GOVERNMENT should consider borrowing a concessional loan from multilateral partners to refinance the three Eurobonds and other sovereign loans acquired as debt servicing is choking the economy, says economist Lubinda Habazoka.

Dr Habazoka said in an interview that debt servicing was currently strangling the economy and limiting Government activities, hence the need to find new solutions to deal with it.

He explained that acquiring a concessional loan from multilateral partners such as China and Russia would help service the debt using the interest gained from it.

“If we want to normalise our economy so that it continues growing above 7 percent, we should refinance that debt, get a loan that it will start repaying after 10 to 15 years.

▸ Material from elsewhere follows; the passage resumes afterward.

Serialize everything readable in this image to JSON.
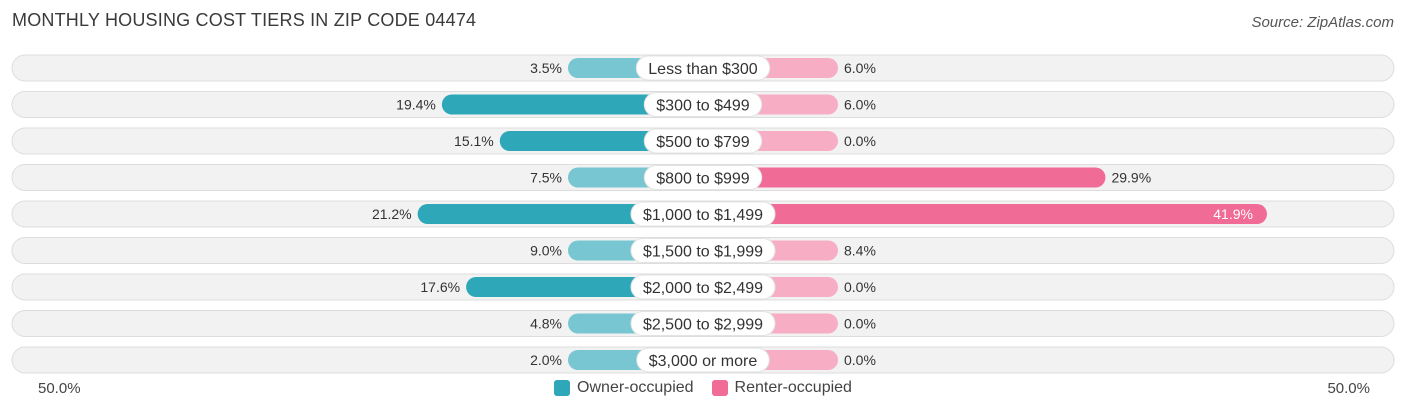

Dr Habazoka said such loans were possible and that Zambia would not be the first country to acquire them.

He explained that this would enable the economy to grow above 7 percent.

“Now such a loan cannot be acquired on the capital market because those loans will entail either by coupon payments or yearly interest rates if they are going to be syndicate loans, so we need to seek concessional loans.

“Such loans can be procured with an assumption that our economy is going to grow. What is choking our economy now is debt servicing which has slowed down Government activities as well as low metal prices,” he said.

He further explained that Zambia’s Gross Domestic Product (GDP) was likely to grow between US$50 and US$60 billion in the next 10 years if the refinancing of loans was done on good terms.

“The benefits are a lot, the next ten years we expect our GDP to be at least US$50 or US$60 billion, so such refinancing is a good idea.

“We do not have a sinking fund effective to a level that we are going to use our own resources to pay the debts; we will still need to borrow and this will be clever borrowing,” he said.